I shall start with a little update of everything now.

Family. Well, Mom is fine, only that she is really tired of working. For your record, she has been working ever since she left her secondary school. Form 5, I think. So, yea, just imagine those number of years. One tough woman. Hmm, she was supposed to quit her job last year, but her boss doesn't want to let her go due to many good reasons. So, yeah, she said maybe for two more years and that's it. Dad, hmm, I think he just got himself a new job. Well, it's complicated. He is basically a physiotherapist-gym trainer-football coach. Along with that, he is still with his bad temper and habits. I am not giving a bad image of him (although I just did), but yea, it is just him. Bro, yeah he changed a lil bit here and there, lesser arguments and fights. This is what happens when a cat meets a dog. =P LOL. I can see that he has build up his passion in studying. Kudos for him. And yes, me. I am just fine as I have surrendered everything into His hands and I let Him do the awesome works in my life.

Friends. I know it has been a while ever since I hang out with my college friends, but one thing for sure I never forget you all. Hoping that we all could spend one good time together.
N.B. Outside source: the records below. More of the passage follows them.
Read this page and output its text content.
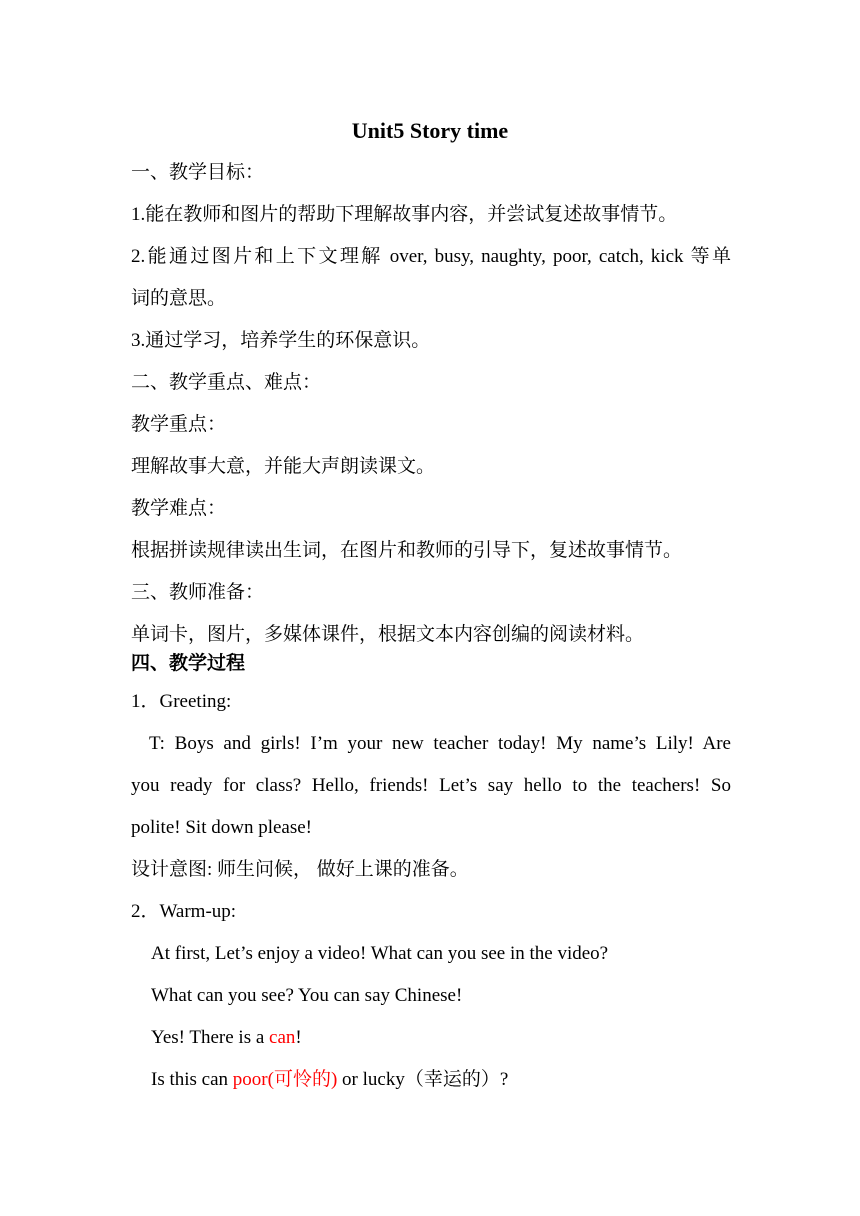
Unit5 Story time
一、教学目标：
1.能在教师和图片的帮助下理解故事内容，并尝试复述故事情节。
2.能通过图片和上下文理解 over, busy, naughty, poor, catch, kick 等单
词的意思。
3.通过学习，培养学生的环保意识。
二、教学重点、难点：
教学重点：
理解故事大意，并能大声朗读课文。
教学难点：
根据拼读规律读出生词，在图片和教师的引导下，复述故事情节。
三、教师准备：
单词卡，图片，多媒体课件，根据文本内容创编的阅读材料。
四、教学过程
1．Greeting:
T: Boys and girls! I’m your new teacher today! My name’s Lily! Are
you ready for class? Hello, friends! Let’s say hello to the teachers! So
polite! Sit down please!
设计意图: 师生问候， 做好上课的准备。
2．Warm-up:
At first, Let’s enjoy a video! What can you see in the video?
What can you see? You can say Chinese!
Yes! There is a can!
Is this can poor(可怜的) or lucky（幸运的）?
Not to mention that I will be meeting my secondary schoolmates this Saturday, I am looking forward to it. Really excited about it! Hopefully those who has confirmed their attendance could make it for the reunion. Hope to see the gorgeous ladies and handsome dudes! =) Special thanks to my old primary schoolmates too. We managed to contact each other through Facebook. It has been ages man...7 years! Also to my National Service friends, hahaa, never thought that you guys would be able to find my Facebook since I have changed my number. And please, do not pass around my new number. Not only that, new ones are added into my circle of friends and it keeps on growing bigger and deeper! If you know me well, you should know just how much I love to meet new people from all walks of life with different stories, attitudes and experiences. I am still trying to remember their names, but so far so good! *laughs*

Personal one, hehe, we are okay. He is having his exam now. All the best! =D

Pets. Jasper is like usual, bruises everywhere, loves to fight with other dogs. But he is getting better. Lacy, ahh my lil cute puppy, small but fierce. She eats a lot nowadays! Getting fatter!!

Okay, those are little updates for everything.